Since September 11, the MSCI Emerging Markets Index, a leading equity gauge for developing nations, has risen more than 4 per cent, having fallen into a bear market at the start of this month. Another benchmark gauge that tracks the performance of 25 emerging market currencies is up more than 1 per cent, following a 7.5 per cent drop since late March. Foreign investors, meanwhile, have started to move back into the asset class: the largest exchange-traded fund tracking hard-currency emerging market bonds just enjoyed its biggest daily inflow since June 2017, according to Bloomberg.
While sentiment towards developing economies remains fragile and could easily deteriorate again due to country-specific and external factors, the tentative recovery stems from the end of a four-month rally in the US dollar, which had put emerging markets (particularly those with large external financing requirements) under severe strain.
Since mid-August, the US Dollar Index – a gauge of its performance against a basket of other major currencies – has fallen 2.7 per cent, to its lowest level since early July.
While this can partly be explained by renewed demand among investors for so-called risk assets, the dollar has also depreciated against major developed market currencies, losing 3.7 per cent against the euro since August 14. This is striking, given the strong support the US dollar ought to be receiving from the huge-yield premium Treasury bonds are trading at versus their German equivalents, with the yield differential between benchmark 10-year Treasuries and German Bunds currently exceeding 250 basis points, the widest spread since the 1980s.
Currency investors, moreover, still remain extremely bullish on the dollar. According to the latest fund manager survey published by Bank of America Merrill Lynch last week, a long, or overweight, position on the US dollar is one of the most popular trades in markets, together with bullish wagers on leading technology stocks and bets against emerging market equities.
All this suggests that dollar bulls have got ahead of themselves.
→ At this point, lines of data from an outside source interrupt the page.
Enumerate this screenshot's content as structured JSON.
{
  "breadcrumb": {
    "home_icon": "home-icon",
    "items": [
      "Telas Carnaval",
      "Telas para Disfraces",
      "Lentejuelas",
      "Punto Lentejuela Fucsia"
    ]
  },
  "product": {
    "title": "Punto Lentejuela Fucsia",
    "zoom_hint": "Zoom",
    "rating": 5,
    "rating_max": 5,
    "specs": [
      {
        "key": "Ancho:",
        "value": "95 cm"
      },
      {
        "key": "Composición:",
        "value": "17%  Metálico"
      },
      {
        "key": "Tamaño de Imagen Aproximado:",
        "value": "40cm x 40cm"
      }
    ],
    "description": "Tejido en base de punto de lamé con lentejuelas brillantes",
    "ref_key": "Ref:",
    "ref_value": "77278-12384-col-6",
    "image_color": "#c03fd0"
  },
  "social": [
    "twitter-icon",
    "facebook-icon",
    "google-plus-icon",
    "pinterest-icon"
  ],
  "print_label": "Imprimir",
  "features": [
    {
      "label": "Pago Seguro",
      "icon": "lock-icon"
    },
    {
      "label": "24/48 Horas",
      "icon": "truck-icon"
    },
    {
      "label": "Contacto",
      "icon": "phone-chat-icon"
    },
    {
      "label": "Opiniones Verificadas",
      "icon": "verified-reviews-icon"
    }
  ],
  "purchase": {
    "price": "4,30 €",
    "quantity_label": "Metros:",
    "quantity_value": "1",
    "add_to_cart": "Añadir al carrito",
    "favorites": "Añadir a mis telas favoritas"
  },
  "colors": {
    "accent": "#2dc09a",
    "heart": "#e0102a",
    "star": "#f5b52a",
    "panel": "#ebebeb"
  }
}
The breakdown in the link between US bond yields – the 10-year yield has shot up almost 25 basis points since late August and is once again trading above the psychologically important 3 per cent level – and the dollar could be a sign that America’s rapidly deteriorating fiscal position, coupled with its widening current account deficit, is beginning to chip away at the status of the US dollar as the world’s main reserve currency.
A more plausible explanation for the dollar's sudden fall is that investors are questioning the extent to which the Federal Reserve can keep increasing interest rates without endangering America’s economy and are shifting their gaze to the next big cycle of monetary tightening: the first increase in rates in the euro zone following the end of quantitative easing in December. On Monday, German bond prices fell after Mario Draghi, the head of the European Central Bank, forecast a further rise in inflation within the bloc as wage growth picks up.
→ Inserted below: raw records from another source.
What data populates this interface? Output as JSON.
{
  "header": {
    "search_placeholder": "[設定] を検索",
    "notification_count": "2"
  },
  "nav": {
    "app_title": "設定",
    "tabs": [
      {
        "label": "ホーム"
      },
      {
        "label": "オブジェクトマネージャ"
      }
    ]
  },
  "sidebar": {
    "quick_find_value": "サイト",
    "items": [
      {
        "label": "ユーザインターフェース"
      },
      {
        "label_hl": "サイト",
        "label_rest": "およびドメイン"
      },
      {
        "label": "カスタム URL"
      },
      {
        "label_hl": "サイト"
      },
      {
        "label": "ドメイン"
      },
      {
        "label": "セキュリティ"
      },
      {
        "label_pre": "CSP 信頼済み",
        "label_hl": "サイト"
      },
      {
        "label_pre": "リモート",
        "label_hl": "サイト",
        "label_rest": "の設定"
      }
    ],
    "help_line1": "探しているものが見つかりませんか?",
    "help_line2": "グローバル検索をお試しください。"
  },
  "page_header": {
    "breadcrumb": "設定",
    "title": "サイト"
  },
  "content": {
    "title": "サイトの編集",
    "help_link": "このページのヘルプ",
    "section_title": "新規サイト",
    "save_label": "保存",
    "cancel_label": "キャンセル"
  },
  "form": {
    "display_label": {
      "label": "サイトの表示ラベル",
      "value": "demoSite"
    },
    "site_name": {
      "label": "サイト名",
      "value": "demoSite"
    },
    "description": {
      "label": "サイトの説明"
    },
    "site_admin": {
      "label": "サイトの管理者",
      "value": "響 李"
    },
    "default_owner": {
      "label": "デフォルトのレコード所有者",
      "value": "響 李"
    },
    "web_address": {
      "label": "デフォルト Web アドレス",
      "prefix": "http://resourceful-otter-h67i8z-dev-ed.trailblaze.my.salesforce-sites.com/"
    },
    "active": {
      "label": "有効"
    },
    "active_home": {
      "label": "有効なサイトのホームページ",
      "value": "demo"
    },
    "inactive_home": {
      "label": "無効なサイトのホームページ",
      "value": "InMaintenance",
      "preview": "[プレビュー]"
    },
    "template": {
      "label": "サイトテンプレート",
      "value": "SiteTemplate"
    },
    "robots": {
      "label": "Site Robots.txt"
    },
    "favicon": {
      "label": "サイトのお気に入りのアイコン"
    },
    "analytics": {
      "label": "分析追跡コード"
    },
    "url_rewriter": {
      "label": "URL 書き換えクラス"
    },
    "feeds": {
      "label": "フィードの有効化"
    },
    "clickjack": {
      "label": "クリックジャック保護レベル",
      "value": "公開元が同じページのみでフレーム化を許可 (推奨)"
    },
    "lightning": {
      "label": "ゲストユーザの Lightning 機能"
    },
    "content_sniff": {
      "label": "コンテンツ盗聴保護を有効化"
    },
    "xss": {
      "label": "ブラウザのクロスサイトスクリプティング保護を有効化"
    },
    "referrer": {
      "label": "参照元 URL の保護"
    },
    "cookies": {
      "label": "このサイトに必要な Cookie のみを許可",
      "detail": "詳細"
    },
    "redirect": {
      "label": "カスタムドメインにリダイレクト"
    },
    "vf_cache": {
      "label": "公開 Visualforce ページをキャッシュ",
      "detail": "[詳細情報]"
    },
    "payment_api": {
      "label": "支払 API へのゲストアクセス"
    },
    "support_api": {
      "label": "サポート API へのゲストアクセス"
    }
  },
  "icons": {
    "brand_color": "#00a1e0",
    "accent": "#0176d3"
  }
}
Still, the dollar could bounce back sooner than many think.
On Wednesday, the Fed brushed aside concerns about the impact of the trade war on America’s economy by raising rates for the third time this year and signalling that it intends to push ahead with its plans for another four hikes by the end of 2019. The fact that the US central bank, under its new chair Jerome Powell, is determined to tighten policy further in the face of an intensifying trade war and an inflation rate which, while having risen markedly, remains relatively subdued suggests investors are underestimating the Fed’s resolve to raise rates.
If bond markets start to price in a faster pace of tightening next year – the odds of additional rate increases in 2019 were already rising before Wednesday’s Fed meeting – the link between Treasury yields and the dollar could reassert itself, driving up the US dollar.
The recent improvement in sentiment towards emerging markets could be short-lived.